La gestion optimale de la créativité repose sur
sa capacité à osciller adroitement entre le chaos (qui favorise
la créativité) et la discipline (qui favorise l'efficience). Le
rôle du manager est donc prépondérant. Il est souvent
assimiler à un chef d'orchestre qui impulse la démarche, la
coordonne au niveau organisationnel, mesure et communique les résultats.
Le manager doit imposer une contrainte souple (Le Loarne & Blanco, 2009),
où il consulte le créatif, le soutien dans ses phases de doutes
et lui apporte une reconnaissance l'incitant à poursuivre ses efforts.
Ce que Thierry Weil (2003) explicite du point de vu de la R&D en
déclarant : « La population des chercheurs est
très sensible au regard qu'on porte sur elle et sa gestion demande un
tact particulier. Un chercheur dont on s'enquiert trop souvent des
résultats a le sentiment qu'on ne lui fait pas confiance ou qu'on le
croit paresseux. Un autre qu'on laisse en paix souffre de ce qu'il ressent
comme un manque d'intérêt pour ses travaux ».
Le manager doit aussi responsabiliser l'individu
créatif et garantir son autonomie. Vincent Boly (2004) estime que
l'indépendance intellectuelle et matérielle est
étroitement liée à la capacité créative des
individus. Il doit aussi valoriser le processus plus que le résultat
(approche anti-téléologique). Ce système garanti la
tolérance de l'échec et permet ainsi de lever une crainte
très fréquemment citée82(*) comme frein à la créativité.
Enfin, le manager doit impulser parmi ses équipes de
travail un esprit d'entreprise transcendant la discipline organisationnelle.

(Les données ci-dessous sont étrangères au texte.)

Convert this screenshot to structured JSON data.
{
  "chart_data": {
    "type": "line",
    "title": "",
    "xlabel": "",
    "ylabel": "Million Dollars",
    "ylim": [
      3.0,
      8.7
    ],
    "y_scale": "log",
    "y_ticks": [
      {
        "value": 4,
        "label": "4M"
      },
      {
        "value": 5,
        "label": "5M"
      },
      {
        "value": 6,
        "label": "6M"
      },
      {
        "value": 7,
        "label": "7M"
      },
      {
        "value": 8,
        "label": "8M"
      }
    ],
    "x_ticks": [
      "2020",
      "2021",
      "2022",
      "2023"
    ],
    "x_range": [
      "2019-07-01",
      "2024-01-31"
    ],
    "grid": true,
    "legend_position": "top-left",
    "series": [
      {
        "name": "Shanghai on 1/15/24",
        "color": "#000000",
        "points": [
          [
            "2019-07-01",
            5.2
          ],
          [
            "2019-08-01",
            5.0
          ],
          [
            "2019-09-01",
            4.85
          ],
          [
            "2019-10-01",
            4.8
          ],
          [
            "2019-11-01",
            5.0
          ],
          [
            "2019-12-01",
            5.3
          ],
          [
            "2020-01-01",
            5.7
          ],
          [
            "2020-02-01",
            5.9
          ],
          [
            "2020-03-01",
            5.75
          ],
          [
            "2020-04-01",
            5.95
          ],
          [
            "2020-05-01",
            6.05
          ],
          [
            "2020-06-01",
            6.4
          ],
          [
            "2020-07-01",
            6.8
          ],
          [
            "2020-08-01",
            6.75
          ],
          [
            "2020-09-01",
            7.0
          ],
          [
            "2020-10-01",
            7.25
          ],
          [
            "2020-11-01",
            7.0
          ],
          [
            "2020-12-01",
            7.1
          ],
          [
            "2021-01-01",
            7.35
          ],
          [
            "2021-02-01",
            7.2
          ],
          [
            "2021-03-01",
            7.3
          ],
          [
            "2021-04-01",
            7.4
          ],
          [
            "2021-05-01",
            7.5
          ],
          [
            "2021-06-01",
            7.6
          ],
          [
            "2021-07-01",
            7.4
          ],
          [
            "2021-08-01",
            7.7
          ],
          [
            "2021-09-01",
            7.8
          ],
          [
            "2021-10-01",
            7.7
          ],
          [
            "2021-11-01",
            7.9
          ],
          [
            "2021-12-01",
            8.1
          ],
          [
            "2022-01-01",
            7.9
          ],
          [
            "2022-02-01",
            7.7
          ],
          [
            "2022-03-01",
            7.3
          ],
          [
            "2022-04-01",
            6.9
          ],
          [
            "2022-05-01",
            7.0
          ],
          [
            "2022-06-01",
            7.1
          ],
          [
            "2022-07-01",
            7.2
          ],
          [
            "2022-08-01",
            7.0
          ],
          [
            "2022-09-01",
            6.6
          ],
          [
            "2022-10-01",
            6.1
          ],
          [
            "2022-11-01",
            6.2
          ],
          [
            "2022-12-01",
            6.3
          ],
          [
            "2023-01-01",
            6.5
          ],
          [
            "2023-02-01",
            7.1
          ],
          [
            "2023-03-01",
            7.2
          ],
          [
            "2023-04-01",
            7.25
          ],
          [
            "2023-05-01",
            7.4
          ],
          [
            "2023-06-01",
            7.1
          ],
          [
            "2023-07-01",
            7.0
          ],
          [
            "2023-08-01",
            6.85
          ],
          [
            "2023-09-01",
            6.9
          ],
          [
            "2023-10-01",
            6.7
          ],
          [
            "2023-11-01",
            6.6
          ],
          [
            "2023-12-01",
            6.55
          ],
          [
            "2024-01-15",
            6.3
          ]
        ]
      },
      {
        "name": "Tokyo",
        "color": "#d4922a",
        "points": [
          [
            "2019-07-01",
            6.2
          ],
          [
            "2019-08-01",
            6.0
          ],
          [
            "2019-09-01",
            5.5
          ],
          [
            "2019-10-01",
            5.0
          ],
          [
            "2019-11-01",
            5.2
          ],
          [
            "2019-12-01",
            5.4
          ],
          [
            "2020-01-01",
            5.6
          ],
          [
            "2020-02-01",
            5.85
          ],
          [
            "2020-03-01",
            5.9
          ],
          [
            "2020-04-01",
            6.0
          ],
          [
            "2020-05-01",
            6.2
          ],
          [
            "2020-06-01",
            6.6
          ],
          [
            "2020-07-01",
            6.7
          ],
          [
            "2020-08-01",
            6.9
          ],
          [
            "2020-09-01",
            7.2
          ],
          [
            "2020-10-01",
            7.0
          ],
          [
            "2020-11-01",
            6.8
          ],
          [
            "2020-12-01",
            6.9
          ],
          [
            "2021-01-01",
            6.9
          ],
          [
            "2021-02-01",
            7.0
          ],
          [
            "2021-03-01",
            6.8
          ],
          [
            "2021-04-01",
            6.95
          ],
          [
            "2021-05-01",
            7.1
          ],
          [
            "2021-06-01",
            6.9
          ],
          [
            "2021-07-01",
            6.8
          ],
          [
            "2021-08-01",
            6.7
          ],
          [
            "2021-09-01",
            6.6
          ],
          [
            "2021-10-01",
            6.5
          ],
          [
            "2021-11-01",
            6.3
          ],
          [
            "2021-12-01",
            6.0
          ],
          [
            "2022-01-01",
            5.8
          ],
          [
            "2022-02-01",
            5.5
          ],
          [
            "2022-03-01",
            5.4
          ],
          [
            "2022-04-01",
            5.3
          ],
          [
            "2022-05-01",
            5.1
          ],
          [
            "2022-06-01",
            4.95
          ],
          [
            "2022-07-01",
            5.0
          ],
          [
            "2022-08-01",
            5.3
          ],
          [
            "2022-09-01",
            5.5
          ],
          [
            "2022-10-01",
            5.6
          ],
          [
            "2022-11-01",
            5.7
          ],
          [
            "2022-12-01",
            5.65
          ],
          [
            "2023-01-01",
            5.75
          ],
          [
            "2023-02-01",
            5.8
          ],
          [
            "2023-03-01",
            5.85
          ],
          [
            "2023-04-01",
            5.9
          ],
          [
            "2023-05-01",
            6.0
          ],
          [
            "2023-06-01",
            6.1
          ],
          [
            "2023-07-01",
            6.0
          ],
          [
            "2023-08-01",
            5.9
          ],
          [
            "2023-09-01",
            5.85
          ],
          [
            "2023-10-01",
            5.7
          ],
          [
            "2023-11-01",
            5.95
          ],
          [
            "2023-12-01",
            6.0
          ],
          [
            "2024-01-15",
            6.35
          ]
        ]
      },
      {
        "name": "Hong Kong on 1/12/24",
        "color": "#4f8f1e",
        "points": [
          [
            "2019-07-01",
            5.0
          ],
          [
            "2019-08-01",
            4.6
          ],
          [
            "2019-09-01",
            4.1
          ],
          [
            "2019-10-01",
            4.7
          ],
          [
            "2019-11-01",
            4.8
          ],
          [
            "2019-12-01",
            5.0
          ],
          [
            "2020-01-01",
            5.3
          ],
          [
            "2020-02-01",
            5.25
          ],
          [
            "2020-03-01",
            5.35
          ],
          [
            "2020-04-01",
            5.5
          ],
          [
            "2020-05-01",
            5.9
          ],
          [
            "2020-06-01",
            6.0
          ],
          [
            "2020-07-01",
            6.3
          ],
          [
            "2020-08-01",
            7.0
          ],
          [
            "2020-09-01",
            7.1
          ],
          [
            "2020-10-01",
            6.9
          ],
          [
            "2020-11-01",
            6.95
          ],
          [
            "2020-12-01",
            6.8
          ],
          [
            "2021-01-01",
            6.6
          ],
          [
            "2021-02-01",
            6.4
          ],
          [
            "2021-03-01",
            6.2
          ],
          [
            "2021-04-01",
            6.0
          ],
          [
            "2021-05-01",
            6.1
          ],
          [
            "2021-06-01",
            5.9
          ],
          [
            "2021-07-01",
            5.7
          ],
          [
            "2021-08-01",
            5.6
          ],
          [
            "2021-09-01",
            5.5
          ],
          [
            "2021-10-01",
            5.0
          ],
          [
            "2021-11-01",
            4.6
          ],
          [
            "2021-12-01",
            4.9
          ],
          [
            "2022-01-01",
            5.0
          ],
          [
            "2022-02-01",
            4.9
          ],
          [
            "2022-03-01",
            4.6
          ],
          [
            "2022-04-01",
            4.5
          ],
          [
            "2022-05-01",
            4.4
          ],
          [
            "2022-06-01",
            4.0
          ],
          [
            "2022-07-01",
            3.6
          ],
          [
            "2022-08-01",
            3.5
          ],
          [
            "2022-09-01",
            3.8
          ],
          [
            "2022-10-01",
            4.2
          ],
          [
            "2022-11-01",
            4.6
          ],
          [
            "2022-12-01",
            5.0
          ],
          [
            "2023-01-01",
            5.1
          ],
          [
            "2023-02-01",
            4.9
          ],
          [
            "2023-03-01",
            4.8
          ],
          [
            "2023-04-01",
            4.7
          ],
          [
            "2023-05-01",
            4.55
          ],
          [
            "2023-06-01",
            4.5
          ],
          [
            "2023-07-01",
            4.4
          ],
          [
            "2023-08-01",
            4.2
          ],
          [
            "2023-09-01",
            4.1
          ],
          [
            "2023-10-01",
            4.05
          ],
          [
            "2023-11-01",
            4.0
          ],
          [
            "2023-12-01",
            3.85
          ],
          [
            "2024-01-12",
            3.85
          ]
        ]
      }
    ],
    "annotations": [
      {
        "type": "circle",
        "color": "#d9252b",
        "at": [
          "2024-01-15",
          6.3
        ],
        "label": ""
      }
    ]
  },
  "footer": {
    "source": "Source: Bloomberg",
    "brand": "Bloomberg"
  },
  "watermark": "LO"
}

Bien sûr le manager est le dernier maillon d'une
chaîne systémique très complexe dont l'harmonie
réside dans l'association minutieuse de plusieurs éléments
stratégiques que nous venons de détailler tout au long de ce
chapitre. Le rôle du manager bien que purement opérationnel n'en
demeure pas moins essentiel au bon déroulement des projets d'innovation
dont il est l'un des principaux artisans. Son activité quotidienne
permet de faire surgir la créativité du plexus organisationnel
dans lequel elle puise sa source infinie.
* 81 L'analyse transactionnelle
est une théorie de la personnalité et de la communication. Elle
postule des "états du Moi" (parent, adulte, enfant), et étudie
les phénomènes intrapsychiques à travers les
échanges relationnels, appelés "transactions".
* 82 Une étude
menée en 2004 par Jim McCormick dans un laboratoire de R&D sur 45
chercheurs conclue que la peur de l'échec est la première cause
d'hésitation chez les participants qui choisissent en conséquence
de ne pas prendre d'initiatives (www.leader-values.com &
www.takerisks.com.).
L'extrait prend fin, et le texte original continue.